Le livre se présente comme un piège malicieux tendu au public friand de ces déplorations réactionnaires sur le « déclin de l’école » qui fleurissent à chaque rentrée scolaire. Le titre, Je hais les pédagogues, assurera à son auteur une belle place sur les étales des libraires... Les plus curieux des lecteurs, en survolant les premières pages, seront soulagés d’y voir pris à partie Dubet et Meirieu.

Cette ruse éditoriale est à l’image d’un auteur espiègle à la prose ironique. Car, s’il y a bien un objet de « haine » dans ce livre, c’est à l’encontre des Pologny, Brighelli et autres Finkelkraut qu’elle s’exprime. Cette partie est jubilatoire : l’auteur y décrypte le discours « réac-publicain », non sans renvoyer à leur chères études de latin et de grec certains d’entre eux pour leurs fantaisies étymologiques.
Dans un second temps, il prône la modération vis-à-vis du camp dit « des pédagogues », démontrant que celui-ci est bien moins homogène et influent que ce que ses adversaires se complaisent à laisser à penser...

Il n’empêche que Pascal Bouchard croit à une guerre de religion autour de la question scolaire et il en démonte les ressorts idéologiques et politiques – laissant un peu trop de côté la dimension sociale de cette querelle.

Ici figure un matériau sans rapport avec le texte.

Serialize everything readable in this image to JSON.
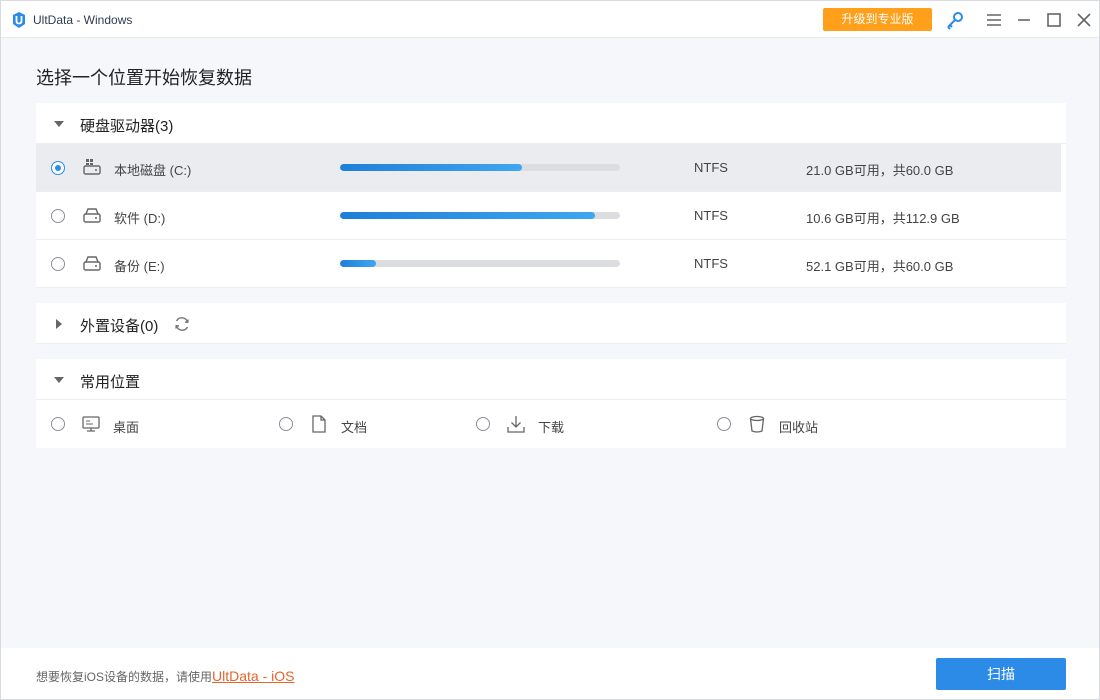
{
  "window": {
    "title": "UltData - Windows",
    "upgrade_label": "升级到专业版"
  },
  "page_title": "选择一个位置开始恢复数据",
  "sections": {
    "hard_drives": {
      "label": "硬盘驱动器(3)",
      "expanded": true,
      "drives": [
        {
          "name": "本地磁盘 (C:)",
          "fs": "NTFS",
          "size_text": "21.0 GB可用，共60.0 GB",
          "used_fraction": 0.65,
          "selected": true
        },
        {
          "name": "软件 (D:)",
          "fs": "NTFS",
          "size_text": "10.6 GB可用，共112.9 GB",
          "used_fraction": 0.91,
          "selected": false
        },
        {
          "name": "备份 (E:)",
          "fs": "NTFS",
          "size_text": "52.1 GB可用，共60.0 GB",
          "used_fraction": 0.13,
          "selected": false
        }
      ]
    },
    "external": {
      "label": "外置设备(0)",
      "expanded": false
    },
    "common": {
      "label": "常用位置",
      "expanded": true,
      "locations": [
        {
          "label": "桌面",
          "icon": "monitor-icon"
        },
        {
          "label": "文档",
          "icon": "document-icon"
        },
        {
          "label": "下载",
          "icon": "download-icon"
        },
        {
          "label": "回收站",
          "icon": "recycle-bin-icon"
        }
      ]
    }
  },
  "footer": {
    "note": "想要恢复iOS设备的数据，请使用",
    "link": "UltData - iOS",
    "scan_label": "扫描"
  },
  "colors": {
    "accent": "#2b8be6",
    "upgrade": "#ff9f1a",
    "link": "#e8642c"
  }
}
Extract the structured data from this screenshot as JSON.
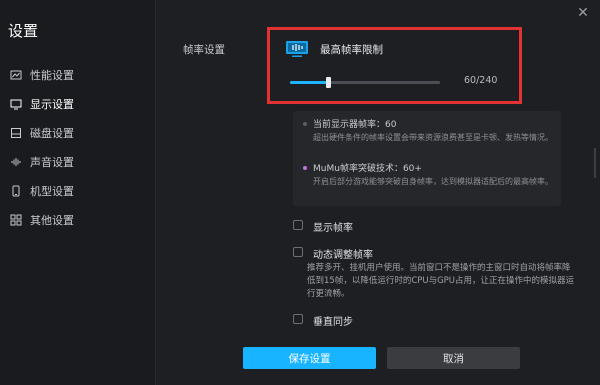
{
  "window": {
    "title": "设置",
    "close_icon": "close-icon"
  },
  "sidebar": {
    "items": [
      {
        "label": "性能设置",
        "icon": "performance-icon",
        "active": false
      },
      {
        "label": "显示设置",
        "icon": "display-icon",
        "active": true
      },
      {
        "label": "磁盘设置",
        "icon": "disk-icon",
        "active": false
      },
      {
        "label": "声音设置",
        "icon": "sound-icon",
        "active": false
      },
      {
        "label": "机型设置",
        "icon": "phone-icon",
        "active": false
      },
      {
        "label": "其他设置",
        "icon": "grid-icon",
        "active": false
      }
    ]
  },
  "main": {
    "section_label": "帧率设置",
    "fps_limit": {
      "title": "最高帧率限制",
      "value_text": "60/240",
      "value": 60,
      "max": 240
    },
    "info": {
      "item1_title": "当前显示器帧率：60",
      "item1_desc": "超出硬件条件的帧率设置会带来资源浪费甚至是卡顿、发热等情况。",
      "item2_title": "MuMu帧率突破技术：60+",
      "item2_desc": "开启后部分游戏能够突破自身帧率，达到模拟器适配后的最高帧率。"
    },
    "options": {
      "show_fps": "显示帧率",
      "dynamic_title": "动态调整帧率",
      "dynamic_desc": "推荐多开、挂机用户使用。当前窗口不是操作的主窗口时自动将帧率降低到15帧，以降低运行时的CPU与GPU占用，让正在操作中的模拟器运行更流畅。",
      "vsync_title": "垂直同步"
    },
    "buttons": {
      "save": "保存设置",
      "cancel": "取消"
    }
  },
  "colors": {
    "accent": "#18b4ff",
    "highlight_border": "#e23232",
    "dot_primary": "#5a5d63",
    "dot_purple": "#c070e0"
  }
}
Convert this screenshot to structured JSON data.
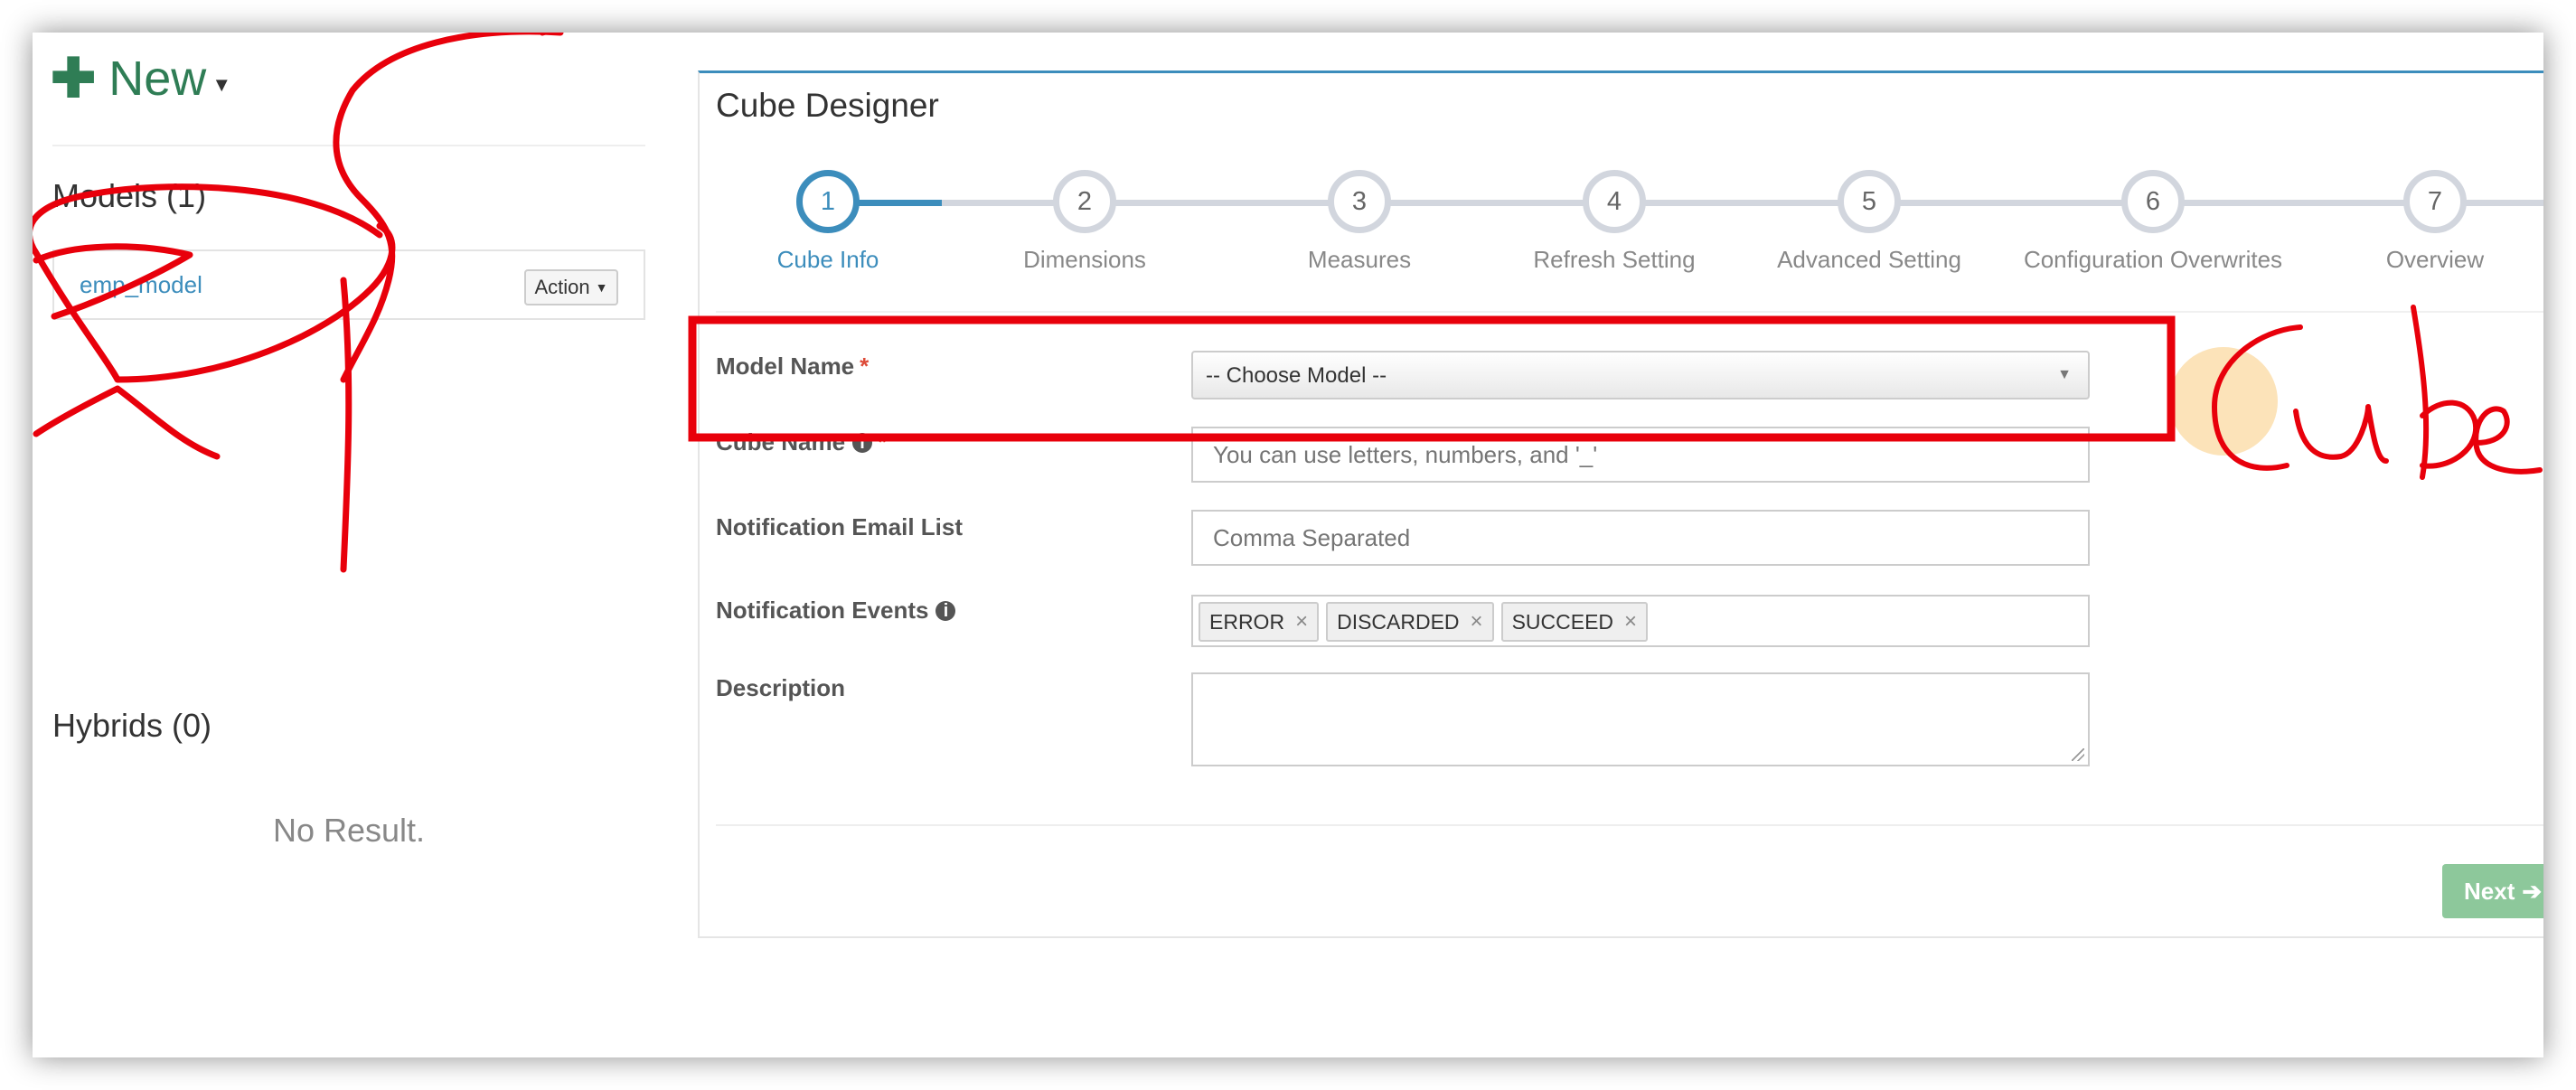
{
  "sidebar": {
    "new_label": "New",
    "models_heading": "Models (1)",
    "models": [
      {
        "name": "emp_model",
        "action_label": "Action"
      }
    ],
    "hybrids_heading": "Hybrids (0)",
    "no_result": "No Result."
  },
  "designer": {
    "title": "Cube Designer",
    "steps": [
      {
        "number": "1",
        "label": "Cube Info",
        "active": true
      },
      {
        "number": "2",
        "label": "Dimensions"
      },
      {
        "number": "3",
        "label": "Measures"
      },
      {
        "number": "4",
        "label": "Refresh Setting"
      },
      {
        "number": "5",
        "label": "Advanced Setting"
      },
      {
        "number": "6",
        "label": "Configuration Overwrites"
      },
      {
        "number": "7",
        "label": "Overview"
      }
    ],
    "form": {
      "model_name_label": "Model Name",
      "required_mark": "*",
      "model_select_value": "-- Choose Model --",
      "cube_name_label": "Cube Name",
      "cube_name_placeholder": "You can use letters, numbers, and '_'",
      "email_label": "Notification Email List",
      "email_placeholder": "Comma Separated",
      "events_label": "Notification Events",
      "events": [
        "ERROR",
        "DISCARDED",
        "SUCCEED"
      ],
      "description_label": "Description"
    },
    "next_label": "Next"
  },
  "annotation": {
    "handwritten_text": "Cube",
    "color": "#e8000b"
  },
  "colors": {
    "accent": "#3c8dbc",
    "new_green": "#2f7d55",
    "required_red": "#dd4b39",
    "next_button": "#8dc89b"
  }
}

Au chapitre des propositions, on reste plus circonspect. Le salut viendrait d’une approche pragmatique, consensuelle, esquissée par la nouvelle loi de refondation de l’école et un ministre, Vincent Peillon, pour lequel l’auteur ne cache pas son admiration... La mise en place d’une structuration administrative par bassins, pilotés par des CESE (Conseils économiques, sociaux et environnementaux) est-elle à la hauteur des enjeux ? On reste même en deçà, pour un auteur qui se réclame pourtant du camp des « démocrates », d’une démocratie participative (sans parler d’une démocratie directe). Il est vrai que si, sur les questions pédagogiques, l’ouvrage fait preuve de lucidité, il reste animé par une vision politique bien peu révolutionnaire (l’auteur se veut « pragmatique »), comme en témoignent les quelques lignes de conclusion « : « Toutes les questions politiques ne peuvent être soumises à la palabre. Il appartient aux députés de voter l’impôt, et au président de décider d’une intervention militaire. Mais sur les questions de société, et l’école en une de toute évidence, notre République est bloquée, notre démocratie représentative délibère, mais sans avoir vraiment prise sur le réel ni sur les mentalités, et toute décision prend une dimension ontologique. Il est urgent d’en sortir. Ce ne sera plus tout à fait la Ve République. Qui s’en plaindra ? ». Il s’agit alors de défendre « un dialogue équilibré entre l’école et la société, sans que l’un prenne le pas sur l’autre, et sans bloquer les nécessaires adaptations aux évolutions du temps. »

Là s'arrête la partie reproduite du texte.